Justificou o seu envolvimento na vida política da RDCongo "por uma questão de princípio patriótico", reconhecendo que o grande desafio da sociedade civil "é apoiar e reforçar essas forças de mudança" e "desencorajar" o "regresso dessas forças negativas".

"O grande problema é realmente apoiar essa vontade de transformação da sociedade, de mudança de mentalidades, de uma melhor gestão, mas transparente, para poder ver uma descolagem da economia congolesa", sublinhou.

Questionado pela Lusa, Sindika Dokolo não se compromete com uma eventual carreira política.

"No Congo as pessoas não estão habituadas a quem faz o que disse e anuncia o que vai fazer.
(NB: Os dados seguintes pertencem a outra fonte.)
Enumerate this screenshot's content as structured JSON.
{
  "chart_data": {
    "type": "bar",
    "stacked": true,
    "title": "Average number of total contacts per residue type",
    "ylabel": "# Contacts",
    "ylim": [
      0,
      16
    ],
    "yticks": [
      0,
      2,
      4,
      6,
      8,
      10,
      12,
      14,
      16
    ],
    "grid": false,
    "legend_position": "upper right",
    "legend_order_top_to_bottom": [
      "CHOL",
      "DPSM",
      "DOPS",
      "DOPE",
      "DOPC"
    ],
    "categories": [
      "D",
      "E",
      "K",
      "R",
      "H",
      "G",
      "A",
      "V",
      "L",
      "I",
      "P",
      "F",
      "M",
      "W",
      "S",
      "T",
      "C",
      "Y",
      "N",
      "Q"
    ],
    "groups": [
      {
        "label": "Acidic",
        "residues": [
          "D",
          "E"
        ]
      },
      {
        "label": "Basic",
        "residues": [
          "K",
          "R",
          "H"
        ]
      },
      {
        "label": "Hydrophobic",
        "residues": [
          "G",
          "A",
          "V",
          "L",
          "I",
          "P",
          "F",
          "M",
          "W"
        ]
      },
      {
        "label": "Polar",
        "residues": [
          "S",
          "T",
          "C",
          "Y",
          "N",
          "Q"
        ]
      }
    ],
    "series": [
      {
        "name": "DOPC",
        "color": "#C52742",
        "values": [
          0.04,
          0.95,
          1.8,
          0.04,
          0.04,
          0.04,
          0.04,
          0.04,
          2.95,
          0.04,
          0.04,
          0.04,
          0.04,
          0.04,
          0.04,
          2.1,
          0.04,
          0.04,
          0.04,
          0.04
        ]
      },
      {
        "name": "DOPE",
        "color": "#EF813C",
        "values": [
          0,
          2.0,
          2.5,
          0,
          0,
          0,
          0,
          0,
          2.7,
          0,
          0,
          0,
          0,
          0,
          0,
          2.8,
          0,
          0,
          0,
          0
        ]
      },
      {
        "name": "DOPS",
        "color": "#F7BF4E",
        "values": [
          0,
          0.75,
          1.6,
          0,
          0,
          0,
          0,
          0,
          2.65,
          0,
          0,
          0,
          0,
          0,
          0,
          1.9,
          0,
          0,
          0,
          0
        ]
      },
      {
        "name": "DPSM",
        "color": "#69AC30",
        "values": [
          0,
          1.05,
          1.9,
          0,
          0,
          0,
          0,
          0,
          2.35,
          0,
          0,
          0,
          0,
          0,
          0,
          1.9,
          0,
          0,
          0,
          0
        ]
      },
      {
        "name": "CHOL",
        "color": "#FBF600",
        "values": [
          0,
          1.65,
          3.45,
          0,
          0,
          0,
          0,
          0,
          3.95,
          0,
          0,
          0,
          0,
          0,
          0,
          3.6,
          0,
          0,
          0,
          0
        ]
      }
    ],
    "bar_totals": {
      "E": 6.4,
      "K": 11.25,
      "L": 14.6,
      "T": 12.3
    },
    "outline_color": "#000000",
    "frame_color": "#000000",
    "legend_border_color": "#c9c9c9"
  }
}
E foi exatamente o caso. O meu paradigma foi sempre dizer que no Congo temos políticos a mais, não precisamos de mais políticos. O que é preciso é melhores cidadãos".

Afirma que o desenvolvimento de uma cultura de "cidadania mais envolvida, mais exigente, mas consciente dos seus direitos e da inviolabilidade dos mesmos" é o desafio a que se propõe, no âmbito da "grande luta para o desenvolvimento" do país, disponibilizando para tal o "conhecimento e a bagagem profissional e intelectual" que diz ter.

"Acho que tenho outras maneiras mais construtivas de ajudar a agenda económica e desenvolvimento do meu país, nomeadamente ao nível da criação de emprego, da criação de uma classe empresarial nacional, que hoje em dia infelizmente não existe (...) A minha prioridade é envolver-me na sociedade civil e continuar a encorajar a tomada de iniciativa da sociedade civil congolesa e ao mesmo tempo ser um dos atores dessa nova classe empresarial que vai querer criar valor, criar riqueza, criar emprego", concluiu Dokolo.